I planted Hamamelis mollis ‘Pallida’ nearly thirty years ago ( it has now migrated to H. x intermedia ‘Pallida’), since when it has formed a small bush about four feet high and six across. A bit of a passenger for much of the year, it comes into its own in mid winter when its display is visible at the far end of the garden.
Although there are varieties with bright yellow flowers, orange, or even red, I much prefer this one, planted against a dark background, where it stands out against the gloom. How would you achieve this with a variety such as ‘Jelena’ with deep orange blooms? A glaucous conifer might set it off, although I have never seen it used this way.
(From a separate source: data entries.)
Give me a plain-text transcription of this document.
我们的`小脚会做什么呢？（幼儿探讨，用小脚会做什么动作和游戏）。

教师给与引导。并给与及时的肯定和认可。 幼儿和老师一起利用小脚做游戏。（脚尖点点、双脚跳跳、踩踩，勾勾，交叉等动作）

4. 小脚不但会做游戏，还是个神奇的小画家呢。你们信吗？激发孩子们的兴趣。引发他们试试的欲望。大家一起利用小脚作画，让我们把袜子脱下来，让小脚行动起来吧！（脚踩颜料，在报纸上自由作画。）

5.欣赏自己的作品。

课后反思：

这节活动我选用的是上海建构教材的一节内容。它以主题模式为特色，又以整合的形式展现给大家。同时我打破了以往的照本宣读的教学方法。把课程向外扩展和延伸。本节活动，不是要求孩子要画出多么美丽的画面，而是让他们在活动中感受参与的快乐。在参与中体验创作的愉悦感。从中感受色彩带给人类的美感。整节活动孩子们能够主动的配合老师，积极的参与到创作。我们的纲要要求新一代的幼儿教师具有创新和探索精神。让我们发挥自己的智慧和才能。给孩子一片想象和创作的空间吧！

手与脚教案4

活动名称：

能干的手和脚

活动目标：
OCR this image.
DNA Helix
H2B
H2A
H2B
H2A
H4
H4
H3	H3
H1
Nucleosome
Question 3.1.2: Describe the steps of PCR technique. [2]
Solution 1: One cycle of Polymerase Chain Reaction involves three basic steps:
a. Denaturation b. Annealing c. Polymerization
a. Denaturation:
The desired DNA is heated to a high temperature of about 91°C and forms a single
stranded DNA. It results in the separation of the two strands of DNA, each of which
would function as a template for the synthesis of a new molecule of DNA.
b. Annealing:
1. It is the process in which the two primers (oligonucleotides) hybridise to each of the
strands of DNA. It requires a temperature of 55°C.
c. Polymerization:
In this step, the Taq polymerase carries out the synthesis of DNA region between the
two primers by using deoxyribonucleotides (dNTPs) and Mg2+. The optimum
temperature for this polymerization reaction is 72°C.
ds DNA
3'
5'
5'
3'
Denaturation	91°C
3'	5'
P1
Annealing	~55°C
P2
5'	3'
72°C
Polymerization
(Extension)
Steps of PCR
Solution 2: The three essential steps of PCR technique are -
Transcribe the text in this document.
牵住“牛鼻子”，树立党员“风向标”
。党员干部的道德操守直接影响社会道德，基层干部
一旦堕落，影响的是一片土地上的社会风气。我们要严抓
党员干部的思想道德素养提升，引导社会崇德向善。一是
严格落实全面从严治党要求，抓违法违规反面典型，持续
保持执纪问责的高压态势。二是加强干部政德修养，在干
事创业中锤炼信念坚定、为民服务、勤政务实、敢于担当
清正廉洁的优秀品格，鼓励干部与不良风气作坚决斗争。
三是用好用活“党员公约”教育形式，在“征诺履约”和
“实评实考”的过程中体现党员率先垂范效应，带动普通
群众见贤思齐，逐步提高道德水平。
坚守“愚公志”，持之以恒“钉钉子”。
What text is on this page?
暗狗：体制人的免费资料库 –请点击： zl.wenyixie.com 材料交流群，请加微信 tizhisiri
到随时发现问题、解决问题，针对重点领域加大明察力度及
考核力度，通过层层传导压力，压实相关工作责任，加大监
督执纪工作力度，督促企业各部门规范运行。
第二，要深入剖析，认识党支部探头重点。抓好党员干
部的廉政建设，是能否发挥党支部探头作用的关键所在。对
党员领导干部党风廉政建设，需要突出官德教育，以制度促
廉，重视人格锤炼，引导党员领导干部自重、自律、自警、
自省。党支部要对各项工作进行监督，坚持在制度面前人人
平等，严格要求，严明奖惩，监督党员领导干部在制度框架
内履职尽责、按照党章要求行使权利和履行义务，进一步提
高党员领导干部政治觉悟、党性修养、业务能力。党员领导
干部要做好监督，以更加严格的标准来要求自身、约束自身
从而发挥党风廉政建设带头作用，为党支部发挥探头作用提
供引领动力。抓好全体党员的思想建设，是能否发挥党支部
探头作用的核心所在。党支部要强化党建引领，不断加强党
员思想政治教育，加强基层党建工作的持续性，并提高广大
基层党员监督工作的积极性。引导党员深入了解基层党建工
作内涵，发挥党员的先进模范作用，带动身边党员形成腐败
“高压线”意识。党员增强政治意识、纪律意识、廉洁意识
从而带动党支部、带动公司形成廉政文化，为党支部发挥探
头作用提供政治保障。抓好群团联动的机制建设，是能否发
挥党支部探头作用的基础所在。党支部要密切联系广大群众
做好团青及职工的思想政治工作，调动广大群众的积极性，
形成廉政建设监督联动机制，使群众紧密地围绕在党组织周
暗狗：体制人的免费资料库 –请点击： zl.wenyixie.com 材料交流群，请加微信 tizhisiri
Often planted in dappled shade, witch hazels will also thrive in full sun as long as the soil does not dry out. They do not like to be waterlogged, nor to be planted too deeply, although a light mulch of well rotted compost in spring is welcome. Give them room to grow as they do not respond well to pruning, being reluctant to break from cuts.
With mild weather for much of the UK last autumn, many witch hazels came into flower early, but my ‘Pallida’ faithfully waited until the second week of January to start its display.